Although there have been significant advancements and increasing open-source availability of gene editing technology, there is still additional work needed to understand how this technology can be used in various genes and cell types.
At Sandia, we are working to propose developing an algorithm that will prioritizes the targeting of various genes across different cell types using CRISPR/Cas9. A model for efficiency prediction would be based on a number of variables to determine accessibility and function of the gene, specifically considering:
Will altering the expression of the gene likely affect function?
Is the gene currently expressed and at what level?
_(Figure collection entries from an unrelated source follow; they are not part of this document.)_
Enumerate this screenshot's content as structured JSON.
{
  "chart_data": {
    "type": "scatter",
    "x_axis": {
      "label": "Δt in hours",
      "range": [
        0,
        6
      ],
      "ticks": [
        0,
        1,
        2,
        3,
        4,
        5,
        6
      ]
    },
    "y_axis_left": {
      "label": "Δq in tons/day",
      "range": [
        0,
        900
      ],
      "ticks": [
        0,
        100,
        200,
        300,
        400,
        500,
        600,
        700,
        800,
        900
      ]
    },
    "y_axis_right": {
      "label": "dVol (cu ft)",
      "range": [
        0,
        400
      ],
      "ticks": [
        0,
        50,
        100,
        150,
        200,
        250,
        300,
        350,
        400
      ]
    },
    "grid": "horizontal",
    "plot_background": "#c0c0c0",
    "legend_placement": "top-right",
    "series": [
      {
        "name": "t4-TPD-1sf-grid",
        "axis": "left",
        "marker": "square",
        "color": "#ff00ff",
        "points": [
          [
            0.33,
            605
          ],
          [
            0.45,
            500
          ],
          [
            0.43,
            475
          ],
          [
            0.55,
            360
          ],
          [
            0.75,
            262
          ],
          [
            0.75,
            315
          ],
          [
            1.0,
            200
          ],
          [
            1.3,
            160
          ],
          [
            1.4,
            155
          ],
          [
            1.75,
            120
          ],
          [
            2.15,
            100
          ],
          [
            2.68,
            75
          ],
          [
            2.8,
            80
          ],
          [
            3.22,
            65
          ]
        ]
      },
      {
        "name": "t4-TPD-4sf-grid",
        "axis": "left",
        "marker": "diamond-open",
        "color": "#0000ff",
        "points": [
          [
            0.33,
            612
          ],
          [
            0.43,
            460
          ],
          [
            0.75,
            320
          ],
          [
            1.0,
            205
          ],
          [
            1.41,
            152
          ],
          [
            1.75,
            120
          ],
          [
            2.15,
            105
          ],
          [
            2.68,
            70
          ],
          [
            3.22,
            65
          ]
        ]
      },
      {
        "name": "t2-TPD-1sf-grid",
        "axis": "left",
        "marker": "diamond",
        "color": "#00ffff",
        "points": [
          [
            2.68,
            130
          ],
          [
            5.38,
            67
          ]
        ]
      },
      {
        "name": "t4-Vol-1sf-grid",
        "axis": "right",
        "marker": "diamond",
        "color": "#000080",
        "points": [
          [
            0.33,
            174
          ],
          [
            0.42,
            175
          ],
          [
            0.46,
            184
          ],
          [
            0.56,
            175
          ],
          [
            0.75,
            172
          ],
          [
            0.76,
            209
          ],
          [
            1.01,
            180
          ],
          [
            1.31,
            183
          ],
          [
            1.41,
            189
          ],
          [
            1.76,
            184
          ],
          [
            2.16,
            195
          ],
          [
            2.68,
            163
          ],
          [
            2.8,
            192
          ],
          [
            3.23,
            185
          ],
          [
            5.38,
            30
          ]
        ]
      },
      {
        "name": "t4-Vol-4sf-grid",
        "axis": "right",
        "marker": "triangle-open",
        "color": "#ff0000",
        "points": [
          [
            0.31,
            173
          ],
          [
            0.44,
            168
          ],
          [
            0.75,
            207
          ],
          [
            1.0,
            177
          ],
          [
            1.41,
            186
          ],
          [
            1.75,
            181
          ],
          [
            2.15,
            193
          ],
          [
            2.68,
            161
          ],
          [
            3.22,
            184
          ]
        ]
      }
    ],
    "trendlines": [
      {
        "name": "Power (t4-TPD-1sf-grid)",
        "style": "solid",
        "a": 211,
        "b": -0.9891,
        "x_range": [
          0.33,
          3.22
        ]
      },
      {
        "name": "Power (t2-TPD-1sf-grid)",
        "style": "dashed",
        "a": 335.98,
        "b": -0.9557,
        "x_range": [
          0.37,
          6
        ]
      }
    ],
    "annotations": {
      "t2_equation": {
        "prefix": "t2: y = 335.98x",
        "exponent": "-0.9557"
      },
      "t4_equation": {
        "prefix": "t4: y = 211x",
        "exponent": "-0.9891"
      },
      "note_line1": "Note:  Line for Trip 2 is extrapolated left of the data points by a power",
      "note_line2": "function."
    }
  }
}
Is the surrounding chromatin accessible?
This algorithm would utilize artificial intelligence versus current standard methods for gene editing/modulation efficiency which currently produces individual constructs one-by-one (expensive and labor intensive).
This work will provide a novel method for prioritizing target genes as a model for uncovering the efficiency of gene editing, both in vitro and in vivo. This could propel gene editing technology towards realizing application in the healthcare industry, as well as developing ways to protect against editing for detrimental uses.